Private.

Hatfield House, Hatfield, Herts: August 15, 1885.

My dear Randolph,—I had no intention of taking any decision out of your hands, and I think in attributing it to me you do not put fairly the position in which I was placed. The Queen’s desire for privacy was very natural. The question she was asking about her son might have had an unfavourable answer: and then she would naturally wish that as few should know it as possible. I could not, therefore, do otherwise than I did—send the message, and urge her to communicate it to you as soon as I knew it could be done satisfactorily. It would not have been honourable to communicate it before. Perhaps I might, if I had thought of it, have sent the cypher to Ponsonby—but that would hardly have been civil; and it did not occur to me that you would take this objection. As a matter of fact I did not communicate with the Viceroy otherwise than by transmitting that which was sent to me. But if I had done so I should not have done anything unusual. Lord Beaconsfield used to do it occasionally: and Lord Dufferin wrote to me and asked me to correspond with him.
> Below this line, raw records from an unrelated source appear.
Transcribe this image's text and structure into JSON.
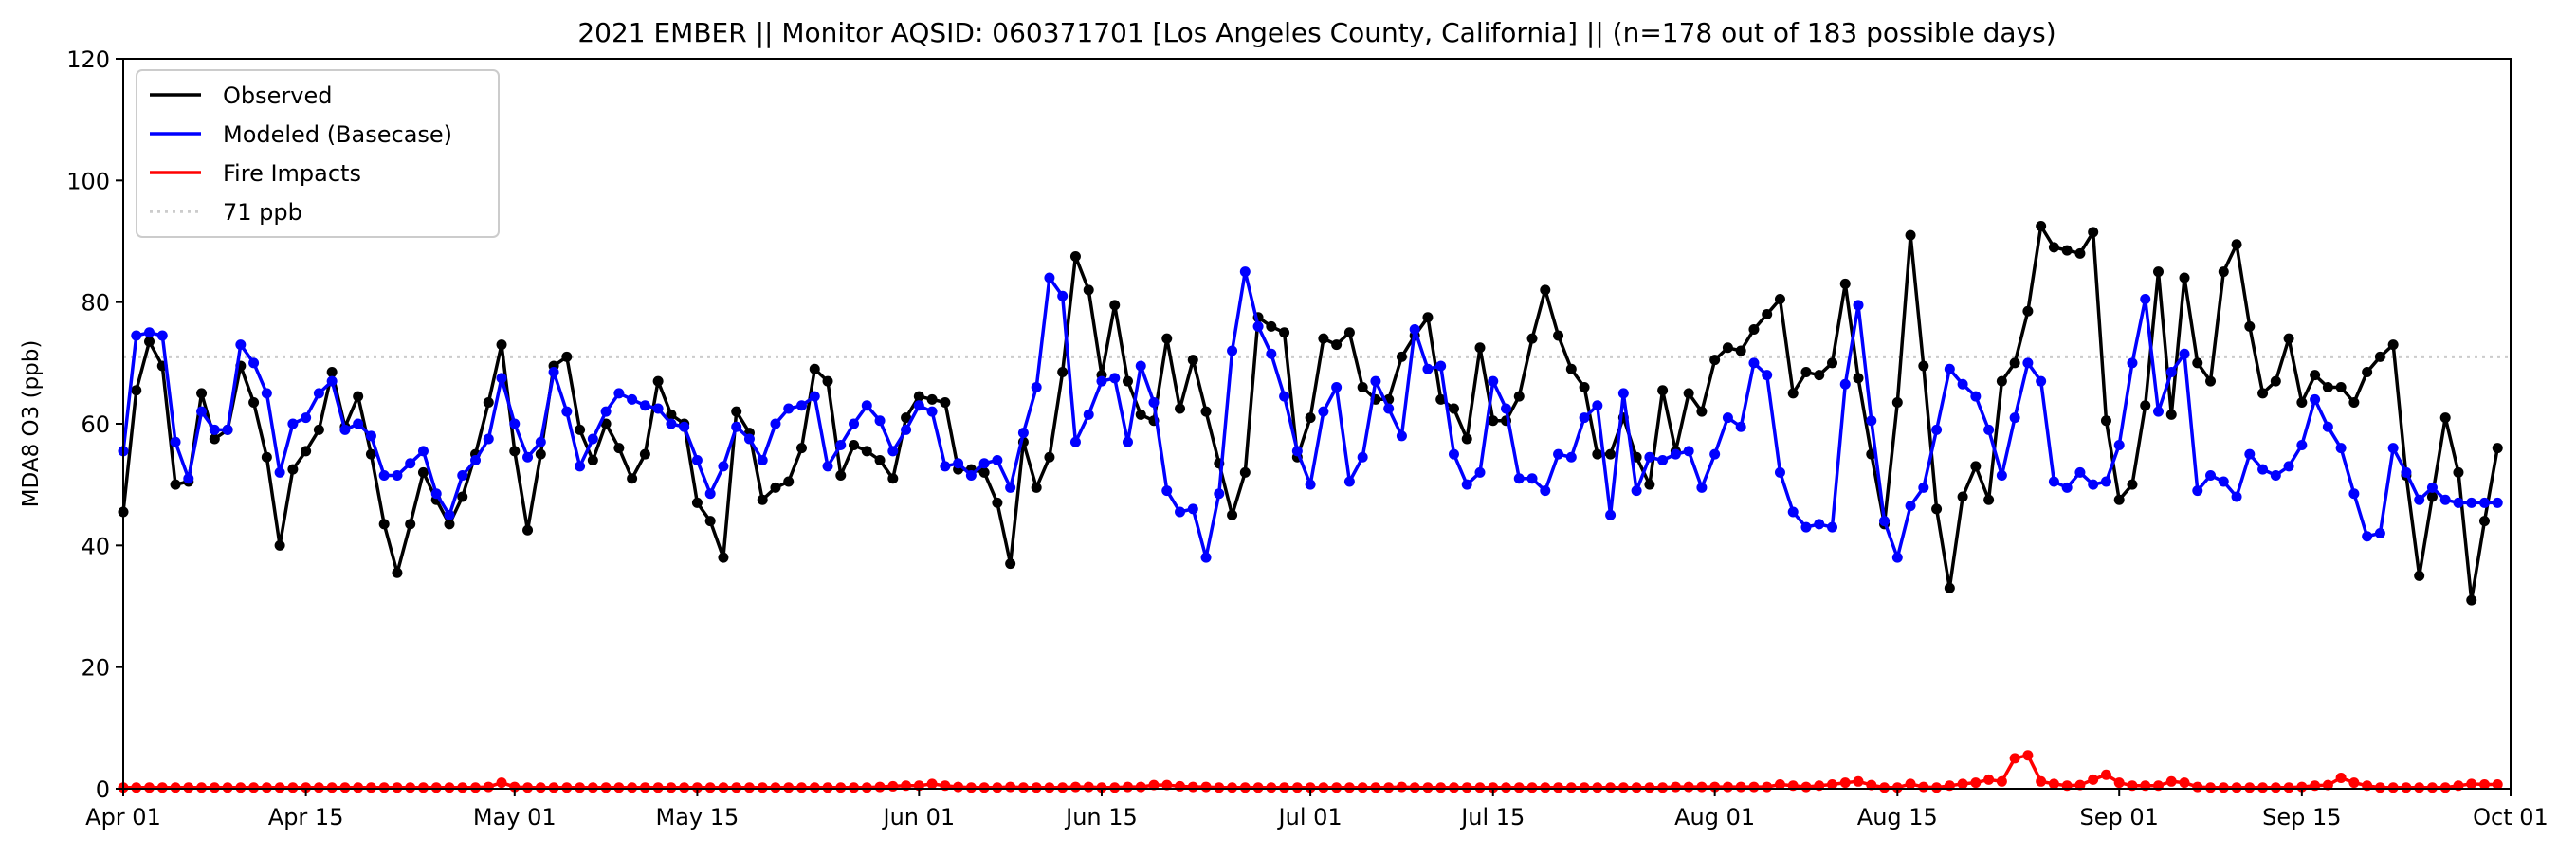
{
  "chart_data": {
    "type": "line",
    "title": "2021 EMBER || Monitor AQSID: 060371701 [Los Angeles County, California] || (n=178 out of 183 possible days)",
    "xlabel": "",
    "ylabel": "MDA8 O3 (ppb)",
    "ylim": [
      0,
      120
    ],
    "yticks": [
      0,
      20,
      40,
      60,
      80,
      100,
      120
    ],
    "x_start": "2021-04-01",
    "x_days": 183,
    "xticks": [
      {
        "label": "Apr 01",
        "day": 0
      },
      {
        "label": "Apr 15",
        "day": 14
      },
      {
        "label": "May 01",
        "day": 30
      },
      {
        "label": "May 15",
        "day": 44
      },
      {
        "label": "Jun 01",
        "day": 61
      },
      {
        "label": "Jun 15",
        "day": 75
      },
      {
        "label": "Jul 01",
        "day": 91
      },
      {
        "label": "Jul 15",
        "day": 105
      },
      {
        "label": "Aug 01",
        "day": 122
      },
      {
        "label": "Aug 15",
        "day": 136
      },
      {
        "label": "Sep 01",
        "day": 153
      },
      {
        "label": "Sep 15",
        "day": 167
      },
      {
        "label": "Oct 01",
        "day": 183
      }
    ],
    "legend_position": "top-left",
    "threshold": {
      "label": "71 ppb",
      "value": 71,
      "color": "#cccccc"
    },
    "series": [
      {
        "name": "Observed",
        "color": "#000000",
        "values": [
          45.5,
          65.5,
          73.5,
          69.5,
          50,
          50.5,
          65,
          57.5,
          59,
          69.5,
          63.5,
          54.5,
          40,
          52.5,
          55.5,
          59,
          68.5,
          59.5,
          64.5,
          55,
          43.5,
          35.5,
          43.5,
          52,
          47.5,
          43.5,
          48,
          55,
          63.5,
          73,
          55.5,
          42.5,
          55,
          69.5,
          71,
          59,
          54,
          60,
          56,
          51,
          55,
          67,
          61.5,
          60,
          47,
          44,
          38,
          62,
          58.5,
          47.5,
          49.5,
          50.5,
          56,
          69,
          67,
          51.5,
          56.5,
          55.5,
          54,
          51,
          61,
          64.5,
          64,
          63.5,
          52.5,
          52.5,
          52,
          47,
          37,
          57,
          49.5,
          54.5,
          68.5,
          87.5,
          82,
          68,
          79.5,
          67,
          61.5,
          60.5,
          74,
          62.5,
          70.5,
          62,
          53.5,
          45,
          52,
          77.5,
          76,
          75,
          54.5,
          61,
          74,
          73,
          75,
          66,
          64,
          64,
          71,
          74.5,
          77.5,
          64,
          62.5,
          57.5,
          72.5,
          60.5,
          60.5,
          64.5,
          74,
          82,
          74.5,
          69,
          66,
          55,
          55,
          61,
          54.5,
          50,
          65.5,
          55.5,
          65,
          62,
          70.5,
          72.5,
          72,
          75.5,
          78,
          80.5,
          65,
          68.5,
          68,
          70,
          83,
          67.5,
          55,
          43.5,
          63.5,
          91,
          69.5,
          46,
          33,
          48,
          53,
          47.5,
          67,
          70,
          78.5,
          92.5,
          89,
          88.5,
          88,
          91.5,
          60.5,
          47.5,
          50,
          63,
          85,
          61.5,
          84,
          70,
          67,
          85,
          89.5,
          76,
          65,
          67,
          74,
          63.5,
          68,
          66,
          66,
          63.5,
          68.5,
          71,
          73,
          51.5,
          35,
          48,
          61,
          52,
          31,
          44,
          56
        ]
      },
      {
        "name": "Modeled (Basecase)",
        "color": "#0000ff",
        "values": [
          55.5,
          74.5,
          75,
          74.5,
          57,
          51,
          62,
          59,
          59,
          73,
          70,
          65,
          52,
          60,
          61,
          65,
          67,
          59,
          60,
          58,
          51.5,
          51.5,
          53.5,
          55.5,
          48.5,
          45,
          51.5,
          54,
          57.5,
          67.5,
          60,
          54.5,
          57,
          68.5,
          62,
          53,
          57.5,
          62,
          65,
          64,
          63,
          62.5,
          60,
          59.5,
          54,
          48.5,
          53,
          59.5,
          57.5,
          54,
          60,
          62.5,
          63,
          64.5,
          53,
          56.5,
          60,
          63,
          60.5,
          55.5,
          59,
          63,
          62,
          53,
          53.5,
          51.5,
          53.5,
          54,
          49.5,
          58.5,
          66,
          84,
          81,
          57,
          61.5,
          67,
          67.5,
          57,
          69.5,
          63.5,
          49,
          45.5,
          46,
          38,
          48.5,
          72,
          85,
          76,
          71.5,
          64.5,
          55.5,
          50,
          62,
          66,
          50.5,
          54.5,
          67,
          62.5,
          58,
          75.5,
          69,
          69.5,
          55,
          50,
          52,
          67,
          62.5,
          51,
          51,
          49,
          55,
          54.5,
          61,
          63,
          45,
          65,
          49,
          54.5,
          54,
          55,
          55.5,
          49.5,
          55,
          61,
          59.5,
          70,
          68,
          52,
          45.5,
          43,
          43.5,
          43,
          66.5,
          79.5,
          60.5,
          44,
          38,
          46.5,
          49.5,
          59,
          69,
          66.5,
          64.5,
          59,
          51.5,
          61,
          70,
          67,
          50.5,
          49.5,
          52,
          50,
          50.5,
          56.5,
          70,
          80.5,
          62,
          68.5,
          71.5,
          49,
          51.5,
          50.5,
          48,
          55,
          52.5,
          51.5,
          53,
          56.5,
          64,
          59.5,
          56,
          48.5,
          41.5,
          42,
          56,
          52,
          47.5,
          49.5,
          47.5,
          47,
          47,
          47,
          47
        ]
      },
      {
        "name": "Fire Impacts",
        "color": "#ff0000",
        "values": [
          0.2,
          0.2,
          0.2,
          0.2,
          0.2,
          0.2,
          0.2,
          0.2,
          0.2,
          0.2,
          0.2,
          0.2,
          0.2,
          0.2,
          0.2,
          0.2,
          0.2,
          0.2,
          0.2,
          0.2,
          0.2,
          0.2,
          0.2,
          0.2,
          0.2,
          0.2,
          0.2,
          0.2,
          0.3,
          1.0,
          0.3,
          0.2,
          0.2,
          0.2,
          0.2,
          0.2,
          0.2,
          0.2,
          0.2,
          0.2,
          0.2,
          0.2,
          0.2,
          0.2,
          0.2,
          0.2,
          0.2,
          0.2,
          0.2,
          0.2,
          0.2,
          0.2,
          0.2,
          0.2,
          0.2,
          0.2,
          0.2,
          0.2,
          0.3,
          0.4,
          0.5,
          0.5,
          0.8,
          0.5,
          0.3,
          0.2,
          0.2,
          0.2,
          0.3,
          0.2,
          0.2,
          0.2,
          0.2,
          0.3,
          0.3,
          0.2,
          0.2,
          0.3,
          0.3,
          0.6,
          0.6,
          0.4,
          0.3,
          0.3,
          0.2,
          0.2,
          0.2,
          0.2,
          0.2,
          0.2,
          0.2,
          0.2,
          0.2,
          0.2,
          0.2,
          0.2,
          0.2,
          0.2,
          0.3,
          0.2,
          0.2,
          0.2,
          0.2,
          0.2,
          0.2,
          0.2,
          0.2,
          0.2,
          0.2,
          0.2,
          0.2,
          0.2,
          0.2,
          0.2,
          0.2,
          0.2,
          0.2,
          0.2,
          0.2,
          0.3,
          0.3,
          0.3,
          0.3,
          0.3,
          0.3,
          0.3,
          0.3,
          0.7,
          0.5,
          0.3,
          0.5,
          0.7,
          1.0,
          1.2,
          0.6,
          0.2,
          0.2,
          0.8,
          0.3,
          0.2,
          0.5,
          0.8,
          1.0,
          1.5,
          1.2,
          5.0,
          5.5,
          1.2,
          0.8,
          0.5,
          0.6,
          1.5,
          2.3,
          1.0,
          0.5,
          0.5,
          0.5,
          1.2,
          1.0,
          0.3,
          0.2,
          0.2,
          0.2,
          0.2,
          0.2,
          0.2,
          0.2,
          0.3,
          0.5,
          0.6,
          1.8,
          1.0,
          0.5,
          0.2,
          0.2,
          0.2,
          0.2,
          0.2,
          0.2,
          0.5,
          0.8,
          0.7,
          0.7
        ]
      }
    ]
  }
}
The Viceroy is nominated by the Prime Minister, not by the Secretary of State. I only say this because I am concerned to show that I have not behaved unfairly to you, or taken anything out of your hand. But I do not hold to this power of corresponding either by letter or wire with the Viceroy: and if you really feel that ‘you will never know what communications are passing between the Queen, the Prime Minister, and the Viceroy,’ I am quite ready to give up for myself the right of communicating with him.

Of course, you must take what course you think right. I should be sorry if, out of mere suspicion of me, you took a step which will tend to break up the party at a critical time: and still more that you should do it on a matter which can hardly fail to make the Queen’s name and actions matter of public controversy. But, at all events, before you take any definite step I trust you will talk to me about it. I shall be going through town on Tuesday to Osborne. If you are still there, would you come to me at two o’clock?

Yours very truly,
Salisbury.

Lord Randolph Churchill to Lord Salisbury.
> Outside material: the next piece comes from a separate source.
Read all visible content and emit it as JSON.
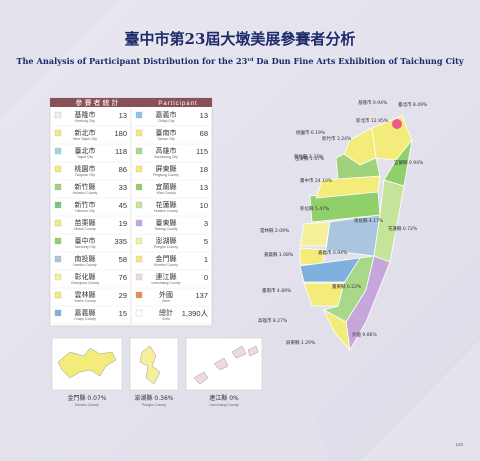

2 Connaught Place, W.: August 16.

Dear Lord Salisbury,—I feel I cannot persist easily in urging my view upon you after your letter received this morning, though it does appear to me that you have not allowed yourself to appreciate with perfect justice the consideration which I tried to convey to you. It can be no satisfaction to me to be the means of depriving Lord Dufferin of the advantage, instruction and pleasure which correspondence direct with you cannot fail to afford him, and I do not quite understand how you can think me capable of such a purpose.

Further, I am much distressed that you should suppose that the step which I was anxious to take (and which I still firmly believe would be for the advantage of all concerned) could be animated by so unworthy a motive as ‘suspicion of you.’

My argument was that, viewing all the surrounding circumstances together, the peculiar occurrence about which I wrote had seriously, if not irreparably, impaired my power of being useful to your Government.